The decision of the Court of Appeal in Welsh Ministers v RWE Npower Renewables Ltd [2012] EWCA Civ 311 usefully illustrates two aspects of an inspector’s duties in relation to a planning appeal, and also the limitations on those duties. In that case, the Welsh Ministers accepted the recommendation of their inspector – following a public inquiry – and refused planning permission for a wind farm consisting of 19 wind turbines. The appeal site was situated on grazed moorland, containing peat deposits. The inspector had found that although the renewable energy benefits of the wind farm proposal would outweigh its conflict with the development plan, permission should be refused owing to the risk of an unacceptable degree of harm to the peat bog habitat. Furthermore, that harm could not be overcome by imposing conditions.
The developer’s first contention was that the inspector’s decision was insufficiently reasoned. More particularly, he had given inadequate reasons for disagreeing with the evidence of its expert witnesses that the significant effects of the proposal on ecology and hydrology would be minimal. The court rejected this argument, holding that while the expert evidence required careful consideration, the inspector was not bound to accept the opinion of the expert witnesses and was not disentitled from making his own planning judgement on the question. His reasoning could not legitimately be criticised. When considering the adequacy of an inspector’s reasons, the background of his decision had to be taken into account. Here the developer was well aware of the issues involved, and of the importance of peat bog habitats.
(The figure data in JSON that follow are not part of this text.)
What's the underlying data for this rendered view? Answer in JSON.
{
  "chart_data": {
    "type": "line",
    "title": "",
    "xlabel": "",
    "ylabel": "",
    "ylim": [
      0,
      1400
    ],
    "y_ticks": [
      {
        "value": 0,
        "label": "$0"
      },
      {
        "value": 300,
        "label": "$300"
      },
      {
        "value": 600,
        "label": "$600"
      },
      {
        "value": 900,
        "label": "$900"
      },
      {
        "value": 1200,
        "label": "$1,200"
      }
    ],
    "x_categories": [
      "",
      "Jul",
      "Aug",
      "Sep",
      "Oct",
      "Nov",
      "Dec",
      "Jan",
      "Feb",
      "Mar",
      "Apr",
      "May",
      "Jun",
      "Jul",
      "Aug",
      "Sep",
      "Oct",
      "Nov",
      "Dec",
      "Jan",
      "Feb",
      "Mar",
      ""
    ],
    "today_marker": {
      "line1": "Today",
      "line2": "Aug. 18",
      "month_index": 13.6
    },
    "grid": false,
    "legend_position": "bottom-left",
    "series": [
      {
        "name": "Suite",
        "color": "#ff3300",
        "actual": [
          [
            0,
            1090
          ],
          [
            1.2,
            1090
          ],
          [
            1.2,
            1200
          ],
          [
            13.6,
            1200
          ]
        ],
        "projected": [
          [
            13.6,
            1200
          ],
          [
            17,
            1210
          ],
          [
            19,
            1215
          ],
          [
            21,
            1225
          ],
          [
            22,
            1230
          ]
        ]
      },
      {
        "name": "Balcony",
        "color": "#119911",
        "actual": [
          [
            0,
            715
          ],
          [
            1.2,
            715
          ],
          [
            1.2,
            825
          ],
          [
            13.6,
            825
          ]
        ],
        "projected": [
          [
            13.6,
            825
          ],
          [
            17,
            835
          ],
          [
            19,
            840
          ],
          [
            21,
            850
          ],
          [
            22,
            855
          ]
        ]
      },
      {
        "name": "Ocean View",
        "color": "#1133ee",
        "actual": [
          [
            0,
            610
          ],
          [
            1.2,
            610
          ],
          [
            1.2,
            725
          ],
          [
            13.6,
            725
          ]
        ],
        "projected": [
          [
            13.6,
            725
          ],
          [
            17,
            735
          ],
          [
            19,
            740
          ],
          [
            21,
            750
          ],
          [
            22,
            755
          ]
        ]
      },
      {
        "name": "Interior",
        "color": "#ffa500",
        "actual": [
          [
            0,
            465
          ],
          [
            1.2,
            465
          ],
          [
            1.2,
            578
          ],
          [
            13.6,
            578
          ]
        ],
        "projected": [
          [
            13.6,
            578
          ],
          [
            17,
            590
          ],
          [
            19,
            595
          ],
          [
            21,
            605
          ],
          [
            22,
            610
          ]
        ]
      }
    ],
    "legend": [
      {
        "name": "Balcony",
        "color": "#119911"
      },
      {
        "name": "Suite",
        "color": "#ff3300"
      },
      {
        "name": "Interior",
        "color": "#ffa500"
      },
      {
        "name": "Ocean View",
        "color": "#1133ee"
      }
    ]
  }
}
The developer’s second contention was that there had been a procedural unfairness. The inspector should have put his provisional view on harm to the developer’s expert witnesses when they gave evidence so as to give them an opportunity to address his concerns. The court rejected this argument also, holding that the inspector was not obliged to put his provisional view to them. In fact, he may not have formed a view until he had fully considered the evidence after the inquiry. He was not required to tell the expert witnesses that he might not accept their opinions; that was, or should have been, obvious. The developer knew that the inspector had to make a planning judgment, and it had every opportunity to put its case to him.